Hindustan Times (Patiala)

Testostero­ne rule: Kenyan runner fears for career

- Agence France-Presse sportsdesk@hindustant­imes.com

Kenya’s Olympic 800m bronze medallist Margaret Nyairera Wambui can feel her career slipping away from her, with no idea when, or if, she will be able to compete internatio­nally again. The 24-year-old is one of several star female athletes affected by an Internatio­nal Associatio­n of Athletics Federation­s (IAAF) ruling this month that requires women with high levels of testostero­ne to take medication to suppress it.

Seated at a dirt-track stadium at the foot of the Ngong Hills outside Nairobi where she trains, Wambui has just returned from a disappoint­ing sixth-place finish in the 800m at the Doha Diamond League.
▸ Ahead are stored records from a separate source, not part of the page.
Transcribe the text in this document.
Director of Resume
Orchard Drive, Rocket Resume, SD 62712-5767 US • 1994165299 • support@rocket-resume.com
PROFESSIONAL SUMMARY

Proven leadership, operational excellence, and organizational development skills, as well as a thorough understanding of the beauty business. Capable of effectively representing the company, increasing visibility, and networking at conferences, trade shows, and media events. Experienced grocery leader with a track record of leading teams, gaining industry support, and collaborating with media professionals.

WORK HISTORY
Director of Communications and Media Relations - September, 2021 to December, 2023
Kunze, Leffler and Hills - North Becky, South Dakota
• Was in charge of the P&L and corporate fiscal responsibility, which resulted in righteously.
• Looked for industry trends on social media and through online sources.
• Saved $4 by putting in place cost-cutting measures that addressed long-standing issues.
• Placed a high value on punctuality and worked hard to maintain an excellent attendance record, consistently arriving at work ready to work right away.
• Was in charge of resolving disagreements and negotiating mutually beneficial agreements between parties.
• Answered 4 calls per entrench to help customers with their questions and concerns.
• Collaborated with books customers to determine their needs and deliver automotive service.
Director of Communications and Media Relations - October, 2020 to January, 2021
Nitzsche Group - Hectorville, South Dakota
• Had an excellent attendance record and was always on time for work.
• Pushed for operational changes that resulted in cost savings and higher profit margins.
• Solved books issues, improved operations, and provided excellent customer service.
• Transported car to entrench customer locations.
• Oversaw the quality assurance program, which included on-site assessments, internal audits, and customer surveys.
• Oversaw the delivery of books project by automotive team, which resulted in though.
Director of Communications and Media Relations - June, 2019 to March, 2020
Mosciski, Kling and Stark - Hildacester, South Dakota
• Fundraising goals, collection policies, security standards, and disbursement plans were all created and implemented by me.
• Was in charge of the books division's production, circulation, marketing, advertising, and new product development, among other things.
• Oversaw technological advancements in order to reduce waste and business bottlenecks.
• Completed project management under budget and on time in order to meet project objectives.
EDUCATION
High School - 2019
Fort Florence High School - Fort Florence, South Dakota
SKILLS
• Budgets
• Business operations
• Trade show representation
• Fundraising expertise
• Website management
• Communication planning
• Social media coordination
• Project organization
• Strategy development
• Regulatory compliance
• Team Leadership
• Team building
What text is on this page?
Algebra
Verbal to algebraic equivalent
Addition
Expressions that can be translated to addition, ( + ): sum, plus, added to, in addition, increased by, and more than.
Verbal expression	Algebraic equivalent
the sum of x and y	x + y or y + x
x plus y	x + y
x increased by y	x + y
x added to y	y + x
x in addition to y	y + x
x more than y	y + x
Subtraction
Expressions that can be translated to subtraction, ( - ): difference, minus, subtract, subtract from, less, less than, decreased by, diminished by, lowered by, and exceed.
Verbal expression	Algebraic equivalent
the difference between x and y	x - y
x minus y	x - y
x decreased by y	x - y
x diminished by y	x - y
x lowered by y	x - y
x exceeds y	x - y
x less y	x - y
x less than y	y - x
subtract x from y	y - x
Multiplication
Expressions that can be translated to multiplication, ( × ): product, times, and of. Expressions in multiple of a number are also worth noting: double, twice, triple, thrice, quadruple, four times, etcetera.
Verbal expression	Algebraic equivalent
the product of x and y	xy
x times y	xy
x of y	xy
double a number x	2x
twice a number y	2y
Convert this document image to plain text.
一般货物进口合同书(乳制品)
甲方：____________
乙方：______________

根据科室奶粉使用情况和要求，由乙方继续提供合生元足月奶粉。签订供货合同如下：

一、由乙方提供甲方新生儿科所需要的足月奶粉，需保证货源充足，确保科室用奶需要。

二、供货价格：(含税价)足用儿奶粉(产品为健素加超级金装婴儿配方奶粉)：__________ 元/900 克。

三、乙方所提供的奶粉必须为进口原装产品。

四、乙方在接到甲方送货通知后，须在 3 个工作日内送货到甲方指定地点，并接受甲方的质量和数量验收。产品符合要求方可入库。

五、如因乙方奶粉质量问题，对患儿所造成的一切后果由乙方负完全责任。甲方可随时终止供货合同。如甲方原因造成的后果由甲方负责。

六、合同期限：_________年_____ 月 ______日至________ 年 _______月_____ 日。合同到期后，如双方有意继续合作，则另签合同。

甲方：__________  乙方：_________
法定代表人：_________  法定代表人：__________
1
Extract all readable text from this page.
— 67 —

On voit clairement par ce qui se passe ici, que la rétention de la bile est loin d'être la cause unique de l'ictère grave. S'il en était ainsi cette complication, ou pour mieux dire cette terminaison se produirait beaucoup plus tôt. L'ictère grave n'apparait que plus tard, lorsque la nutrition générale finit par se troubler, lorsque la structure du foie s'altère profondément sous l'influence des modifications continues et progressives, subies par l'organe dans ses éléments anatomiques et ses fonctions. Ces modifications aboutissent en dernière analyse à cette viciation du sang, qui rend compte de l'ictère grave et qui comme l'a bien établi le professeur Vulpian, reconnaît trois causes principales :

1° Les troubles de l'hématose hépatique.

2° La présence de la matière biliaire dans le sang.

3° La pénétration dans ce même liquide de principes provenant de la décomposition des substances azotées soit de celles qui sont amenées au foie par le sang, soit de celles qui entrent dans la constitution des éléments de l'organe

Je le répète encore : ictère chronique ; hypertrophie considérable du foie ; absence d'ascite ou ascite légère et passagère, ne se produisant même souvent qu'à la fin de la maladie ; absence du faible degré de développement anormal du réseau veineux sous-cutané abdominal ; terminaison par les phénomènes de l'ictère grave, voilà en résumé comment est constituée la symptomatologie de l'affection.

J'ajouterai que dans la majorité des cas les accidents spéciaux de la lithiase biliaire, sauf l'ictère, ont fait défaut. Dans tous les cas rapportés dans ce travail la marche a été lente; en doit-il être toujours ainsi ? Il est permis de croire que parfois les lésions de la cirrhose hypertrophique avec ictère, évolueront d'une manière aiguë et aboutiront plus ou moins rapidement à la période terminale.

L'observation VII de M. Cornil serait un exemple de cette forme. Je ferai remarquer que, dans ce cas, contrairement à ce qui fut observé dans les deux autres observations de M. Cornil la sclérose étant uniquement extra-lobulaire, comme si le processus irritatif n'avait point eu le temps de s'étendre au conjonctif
She was meant to leave for the IAAF World Challenge athletics meeting in Nanjing next week, but now her future is one big question mark.

“I am disappoint­ed, I don’t feel even like going on with the training because you don’t know what you are training for,” she said.

The new IAAF rules took effect on May 8 after South Africa’s two-time Olympic 800m champion Caster Semenya lost a legal challenge against them.

For about a decade Semenya has been the symbol of a furious debate worldwide about questions of gender, women with elevated testostero­ne, and physical advantage. However other athletes such as Wambui, who finished third behind Semenya in the 800m at the 2016 Rio Olympics, and the silver medallist from Burundi, Francine Niyonsaba, are also affected.

The IAAF has maintained that the rules are necessary for fair competitio­n, arguing that athletes with high levels of testostero­ne benefit from increased bone and muscle strength similar to men who have gone through puberty.

However critics highlight that the very nature of elite athletic success is down to one physical advantage or another, such as swimmers with disproport­ionately big hands or feet, or basketball players who are taller than the average person.

“Why, when you have a high level of testostero­ne in men, you are likely to perform well and we celebrate that? But when it comes to women we have to tell them to lower it and we draw them out of competitio­n. Why?” asked Wambui. “Why don’t we take maybe men with low testostero­ne and categorise them as women?” The new rule applies to distances from 400m to a mile, and includes heptathlon, which concludes with an 800m race.

Wambui said simply switching to another distance like 5,000m was not possible, with different skills and training needed that would take years to reach elite level. “I am not going to take medication because I am not sick and ... those are chemicals you are putting in your body, you don’t know how it will affect you later,” she said.

She said that maybe the idea of having different categories of runners -- comparing it to boxing, where heavyweigh­ts don’t fight flyweights -- might be “a good idea to make it fair.”

Wambui grew up in Kenya’s central highlands in the town of Nyeri, and began running in primary school. She was thrust into the spotlight when she won a gold medal at the 2014 IAAF world junior championsh­ips and has since establishe­d herself as one of the world’s top two-lap runners. Running is “something in me, in my blood, it is something I cannot do without. Now they are telling us we can’t compete, we just feel rejected. We are just natural, we did not dope.”